Our resulted values shows that the flares with the most power (i.e. class X) have induced a variation of more than 20 percent in TEC. In some cases for the flares with accompanying CMEs, the variation maybe extended to a few hours. In our study we found no correlation between the local time of the flares occurrence and the magnitude of induced values.

The results and conclusions

  • The probability density of Dst and SYM-H (Figs. 3 and  4) for the time interval of 1981–2018 were formulated as the sum of 3 gaussian distributions:

    $$\begin{aligned} P(x) = A_1 \cdot e^{\left( x-b_1 \right) ^2 / c_1^2} + A_2 \cdot e^{\left( x-b_2 \right) ^2 / c_2^2} + A_3 \cdot e^{\left( x-b_3 \right) ^2 / c_3^2} \end{aligned}$$
    (9)

    shows 3 populations based of the magnitude of ionospheric disturbances.

  • For the solar cycle 24, SYM-H was re-scaled based on Dst as (Fig.  5):

    $$\begin{aligned} \textsc {sym-h}=0.89*Dst-1.31\;nT, \end{aligned}$$
    (10)
  • A method to recognize the time intervals of geomagnetic storms based on SYM-H and ASY-H variations is developed and applied in the section Applied Filter.

  • The final results of the model are presented in Figs.  14 and  15 .

  • The same calculation method is used to present estimated values of IRI 2016 model as a reference.

  • Solar flares of class X in solar cycle 24 were studied for completeness.
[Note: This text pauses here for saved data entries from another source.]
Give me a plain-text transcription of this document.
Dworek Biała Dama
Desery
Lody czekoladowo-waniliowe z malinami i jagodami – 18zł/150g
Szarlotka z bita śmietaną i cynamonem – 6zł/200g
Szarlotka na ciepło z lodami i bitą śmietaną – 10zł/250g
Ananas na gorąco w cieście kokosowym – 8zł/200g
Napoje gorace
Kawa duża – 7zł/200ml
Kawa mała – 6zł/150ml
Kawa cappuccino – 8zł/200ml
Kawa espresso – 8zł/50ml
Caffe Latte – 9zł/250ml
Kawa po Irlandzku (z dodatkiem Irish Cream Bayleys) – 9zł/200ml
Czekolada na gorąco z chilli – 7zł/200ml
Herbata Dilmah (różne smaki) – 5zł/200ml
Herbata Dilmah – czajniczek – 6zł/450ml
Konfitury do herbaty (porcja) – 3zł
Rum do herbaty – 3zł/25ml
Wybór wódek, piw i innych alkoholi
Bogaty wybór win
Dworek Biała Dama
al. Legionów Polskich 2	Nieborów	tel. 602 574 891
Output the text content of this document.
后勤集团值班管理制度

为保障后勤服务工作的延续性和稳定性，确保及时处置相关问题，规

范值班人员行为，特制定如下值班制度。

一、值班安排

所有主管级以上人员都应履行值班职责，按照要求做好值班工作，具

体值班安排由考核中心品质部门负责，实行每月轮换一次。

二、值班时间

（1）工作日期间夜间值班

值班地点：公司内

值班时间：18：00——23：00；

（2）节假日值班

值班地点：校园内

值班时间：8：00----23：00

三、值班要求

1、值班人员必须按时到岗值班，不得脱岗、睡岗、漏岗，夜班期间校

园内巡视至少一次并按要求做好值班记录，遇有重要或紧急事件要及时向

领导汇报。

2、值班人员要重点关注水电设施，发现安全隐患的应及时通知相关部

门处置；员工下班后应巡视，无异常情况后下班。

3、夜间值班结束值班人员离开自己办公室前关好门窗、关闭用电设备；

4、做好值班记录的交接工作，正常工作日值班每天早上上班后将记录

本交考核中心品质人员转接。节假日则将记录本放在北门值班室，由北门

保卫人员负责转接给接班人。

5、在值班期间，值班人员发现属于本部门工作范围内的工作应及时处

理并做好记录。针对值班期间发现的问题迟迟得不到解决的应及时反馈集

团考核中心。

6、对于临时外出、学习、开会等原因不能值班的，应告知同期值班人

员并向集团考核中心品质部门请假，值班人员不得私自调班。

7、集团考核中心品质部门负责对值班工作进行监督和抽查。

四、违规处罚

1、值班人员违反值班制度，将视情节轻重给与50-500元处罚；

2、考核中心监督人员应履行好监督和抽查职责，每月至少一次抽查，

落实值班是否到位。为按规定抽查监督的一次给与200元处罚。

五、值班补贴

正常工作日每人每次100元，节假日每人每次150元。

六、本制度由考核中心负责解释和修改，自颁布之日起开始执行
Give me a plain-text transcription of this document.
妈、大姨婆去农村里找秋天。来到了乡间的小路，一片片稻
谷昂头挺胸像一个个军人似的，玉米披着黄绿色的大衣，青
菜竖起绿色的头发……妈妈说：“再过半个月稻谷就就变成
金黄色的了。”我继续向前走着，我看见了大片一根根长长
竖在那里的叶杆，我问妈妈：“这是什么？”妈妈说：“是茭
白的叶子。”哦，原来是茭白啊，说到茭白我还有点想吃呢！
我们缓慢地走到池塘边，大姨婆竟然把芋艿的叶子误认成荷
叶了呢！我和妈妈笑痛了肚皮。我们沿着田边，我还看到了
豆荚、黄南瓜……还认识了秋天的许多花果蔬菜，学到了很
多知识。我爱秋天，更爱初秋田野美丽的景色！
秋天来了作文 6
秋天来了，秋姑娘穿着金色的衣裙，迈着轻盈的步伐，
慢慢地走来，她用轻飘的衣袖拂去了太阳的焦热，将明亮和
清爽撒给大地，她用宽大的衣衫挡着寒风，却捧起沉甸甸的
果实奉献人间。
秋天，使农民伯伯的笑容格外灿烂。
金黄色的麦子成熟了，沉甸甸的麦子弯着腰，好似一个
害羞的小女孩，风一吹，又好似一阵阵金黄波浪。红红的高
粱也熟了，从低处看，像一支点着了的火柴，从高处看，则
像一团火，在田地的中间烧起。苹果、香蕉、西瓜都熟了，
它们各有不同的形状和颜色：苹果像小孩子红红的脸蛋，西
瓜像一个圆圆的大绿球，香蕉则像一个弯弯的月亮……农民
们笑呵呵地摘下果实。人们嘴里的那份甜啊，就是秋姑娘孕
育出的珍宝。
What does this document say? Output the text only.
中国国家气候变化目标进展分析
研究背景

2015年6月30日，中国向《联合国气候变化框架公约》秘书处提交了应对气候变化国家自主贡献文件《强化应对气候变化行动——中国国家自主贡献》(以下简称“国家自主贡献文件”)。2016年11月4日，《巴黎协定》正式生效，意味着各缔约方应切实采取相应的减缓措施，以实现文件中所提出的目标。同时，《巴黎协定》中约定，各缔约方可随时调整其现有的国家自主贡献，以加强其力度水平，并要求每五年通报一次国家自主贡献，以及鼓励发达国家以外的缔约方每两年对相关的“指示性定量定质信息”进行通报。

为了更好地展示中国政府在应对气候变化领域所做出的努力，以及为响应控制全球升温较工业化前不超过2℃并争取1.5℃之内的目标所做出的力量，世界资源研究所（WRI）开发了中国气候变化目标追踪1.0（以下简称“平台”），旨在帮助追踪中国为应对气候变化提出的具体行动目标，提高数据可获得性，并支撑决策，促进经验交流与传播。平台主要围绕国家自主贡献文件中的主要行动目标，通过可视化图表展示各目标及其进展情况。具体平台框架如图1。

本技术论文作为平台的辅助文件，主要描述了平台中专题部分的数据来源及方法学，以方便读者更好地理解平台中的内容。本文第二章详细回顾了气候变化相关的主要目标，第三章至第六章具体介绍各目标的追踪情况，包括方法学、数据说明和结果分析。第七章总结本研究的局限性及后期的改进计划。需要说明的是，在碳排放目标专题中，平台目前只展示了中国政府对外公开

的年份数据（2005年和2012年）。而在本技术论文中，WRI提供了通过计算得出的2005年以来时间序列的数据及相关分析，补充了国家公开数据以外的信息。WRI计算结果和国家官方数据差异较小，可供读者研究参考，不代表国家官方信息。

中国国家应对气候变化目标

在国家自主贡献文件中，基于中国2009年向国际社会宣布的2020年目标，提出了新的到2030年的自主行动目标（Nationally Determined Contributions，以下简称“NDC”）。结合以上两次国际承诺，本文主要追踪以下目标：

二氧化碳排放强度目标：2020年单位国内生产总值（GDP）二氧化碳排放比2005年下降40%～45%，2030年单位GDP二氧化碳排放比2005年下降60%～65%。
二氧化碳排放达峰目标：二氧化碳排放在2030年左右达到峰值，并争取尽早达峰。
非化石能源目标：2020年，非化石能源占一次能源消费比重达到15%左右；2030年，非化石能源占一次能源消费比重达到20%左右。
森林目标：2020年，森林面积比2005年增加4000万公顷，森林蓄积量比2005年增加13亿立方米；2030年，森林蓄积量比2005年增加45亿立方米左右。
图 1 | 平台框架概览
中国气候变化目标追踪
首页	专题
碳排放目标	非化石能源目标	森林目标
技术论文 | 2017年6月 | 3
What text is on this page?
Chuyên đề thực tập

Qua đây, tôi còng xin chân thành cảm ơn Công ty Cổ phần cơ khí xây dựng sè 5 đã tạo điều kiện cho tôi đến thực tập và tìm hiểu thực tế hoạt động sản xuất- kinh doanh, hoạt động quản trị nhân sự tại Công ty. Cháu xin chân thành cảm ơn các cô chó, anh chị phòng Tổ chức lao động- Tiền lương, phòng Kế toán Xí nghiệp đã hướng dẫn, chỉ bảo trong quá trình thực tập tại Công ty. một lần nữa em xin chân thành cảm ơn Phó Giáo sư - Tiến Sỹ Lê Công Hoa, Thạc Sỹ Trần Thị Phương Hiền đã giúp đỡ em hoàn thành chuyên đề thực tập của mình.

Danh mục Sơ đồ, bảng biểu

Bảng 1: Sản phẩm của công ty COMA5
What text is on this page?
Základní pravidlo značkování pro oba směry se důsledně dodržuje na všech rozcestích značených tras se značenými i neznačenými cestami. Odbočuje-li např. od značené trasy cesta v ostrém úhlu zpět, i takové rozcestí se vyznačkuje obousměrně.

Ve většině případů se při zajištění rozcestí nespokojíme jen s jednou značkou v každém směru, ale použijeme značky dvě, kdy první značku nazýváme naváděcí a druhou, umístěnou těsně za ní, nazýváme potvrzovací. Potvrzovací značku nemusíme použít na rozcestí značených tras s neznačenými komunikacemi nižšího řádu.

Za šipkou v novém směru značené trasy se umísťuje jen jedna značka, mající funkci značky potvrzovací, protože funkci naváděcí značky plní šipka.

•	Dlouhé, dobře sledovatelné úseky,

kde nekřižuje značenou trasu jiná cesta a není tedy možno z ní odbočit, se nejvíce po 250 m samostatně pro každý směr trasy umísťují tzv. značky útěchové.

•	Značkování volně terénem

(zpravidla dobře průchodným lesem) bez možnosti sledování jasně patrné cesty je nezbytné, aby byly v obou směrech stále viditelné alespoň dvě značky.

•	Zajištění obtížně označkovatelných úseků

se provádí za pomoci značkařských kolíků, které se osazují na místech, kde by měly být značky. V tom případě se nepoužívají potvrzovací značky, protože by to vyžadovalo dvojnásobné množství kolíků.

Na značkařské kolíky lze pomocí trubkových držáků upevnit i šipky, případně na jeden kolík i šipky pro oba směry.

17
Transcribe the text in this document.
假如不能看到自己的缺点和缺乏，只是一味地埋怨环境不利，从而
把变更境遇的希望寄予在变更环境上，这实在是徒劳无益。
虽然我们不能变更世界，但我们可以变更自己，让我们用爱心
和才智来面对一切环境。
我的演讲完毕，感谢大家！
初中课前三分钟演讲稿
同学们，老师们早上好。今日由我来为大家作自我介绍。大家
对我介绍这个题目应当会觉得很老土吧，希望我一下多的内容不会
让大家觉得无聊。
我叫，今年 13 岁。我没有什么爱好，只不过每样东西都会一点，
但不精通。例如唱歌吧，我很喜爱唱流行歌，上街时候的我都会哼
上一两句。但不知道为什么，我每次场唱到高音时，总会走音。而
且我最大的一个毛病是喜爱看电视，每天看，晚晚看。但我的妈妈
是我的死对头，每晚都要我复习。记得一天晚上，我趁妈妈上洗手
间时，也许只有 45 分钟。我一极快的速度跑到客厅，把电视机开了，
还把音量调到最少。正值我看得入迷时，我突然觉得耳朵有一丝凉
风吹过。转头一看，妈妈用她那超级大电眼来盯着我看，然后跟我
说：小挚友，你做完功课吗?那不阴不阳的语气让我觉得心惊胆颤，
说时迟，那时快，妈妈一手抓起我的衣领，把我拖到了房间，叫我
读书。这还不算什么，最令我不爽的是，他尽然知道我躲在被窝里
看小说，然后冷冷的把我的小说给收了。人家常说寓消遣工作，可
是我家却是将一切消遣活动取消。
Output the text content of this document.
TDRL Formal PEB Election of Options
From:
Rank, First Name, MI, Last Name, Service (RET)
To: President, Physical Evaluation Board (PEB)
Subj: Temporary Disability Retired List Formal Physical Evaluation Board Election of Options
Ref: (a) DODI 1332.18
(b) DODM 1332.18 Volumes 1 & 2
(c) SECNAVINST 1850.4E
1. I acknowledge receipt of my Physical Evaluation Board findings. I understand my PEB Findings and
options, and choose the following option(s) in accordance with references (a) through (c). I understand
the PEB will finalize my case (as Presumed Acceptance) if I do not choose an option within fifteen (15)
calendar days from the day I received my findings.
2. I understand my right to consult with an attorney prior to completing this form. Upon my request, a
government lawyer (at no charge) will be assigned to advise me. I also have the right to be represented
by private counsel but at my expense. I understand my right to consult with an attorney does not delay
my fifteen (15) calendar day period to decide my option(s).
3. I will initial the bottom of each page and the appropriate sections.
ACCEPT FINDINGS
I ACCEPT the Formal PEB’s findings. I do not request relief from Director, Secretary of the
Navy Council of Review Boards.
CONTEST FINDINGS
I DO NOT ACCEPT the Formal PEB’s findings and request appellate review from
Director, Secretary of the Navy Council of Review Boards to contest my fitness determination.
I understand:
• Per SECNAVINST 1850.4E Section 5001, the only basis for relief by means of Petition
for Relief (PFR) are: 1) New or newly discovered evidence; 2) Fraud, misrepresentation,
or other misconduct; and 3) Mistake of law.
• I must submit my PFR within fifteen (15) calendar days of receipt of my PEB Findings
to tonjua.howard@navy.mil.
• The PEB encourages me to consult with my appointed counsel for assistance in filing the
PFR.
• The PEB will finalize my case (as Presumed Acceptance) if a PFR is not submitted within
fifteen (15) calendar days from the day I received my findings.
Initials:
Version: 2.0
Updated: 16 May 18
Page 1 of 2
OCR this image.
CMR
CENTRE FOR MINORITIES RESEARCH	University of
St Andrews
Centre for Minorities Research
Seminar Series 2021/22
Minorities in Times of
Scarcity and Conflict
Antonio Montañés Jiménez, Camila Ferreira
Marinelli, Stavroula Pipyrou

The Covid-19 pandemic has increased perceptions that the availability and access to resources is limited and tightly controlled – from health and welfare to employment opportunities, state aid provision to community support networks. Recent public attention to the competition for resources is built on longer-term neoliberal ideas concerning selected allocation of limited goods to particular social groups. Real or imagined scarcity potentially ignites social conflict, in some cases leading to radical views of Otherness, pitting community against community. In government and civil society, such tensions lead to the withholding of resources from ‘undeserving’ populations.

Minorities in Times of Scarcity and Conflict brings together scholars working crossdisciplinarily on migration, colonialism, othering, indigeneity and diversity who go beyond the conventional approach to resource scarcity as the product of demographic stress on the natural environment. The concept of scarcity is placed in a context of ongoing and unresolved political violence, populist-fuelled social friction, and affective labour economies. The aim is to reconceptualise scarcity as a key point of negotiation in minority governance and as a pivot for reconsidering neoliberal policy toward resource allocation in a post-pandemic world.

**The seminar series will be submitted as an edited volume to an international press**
Figure  16a,b and Tables  1 and  2.

  • In the absence of any halo CME, Earth directed ICMEs and streamers from the Sun, solar radio bursts of 25-Dec-2014 (Fig.  17) are probable source of TEC variations (Fig.  16d).

  • Through this method the effect of Solar flares and bursts with radio emissions higher than daily F10.7 values, were better detected.

  • Our resulted values shows that the flares with the most power (i.e. class X) have induced a variation of more than 20 percent in TEC.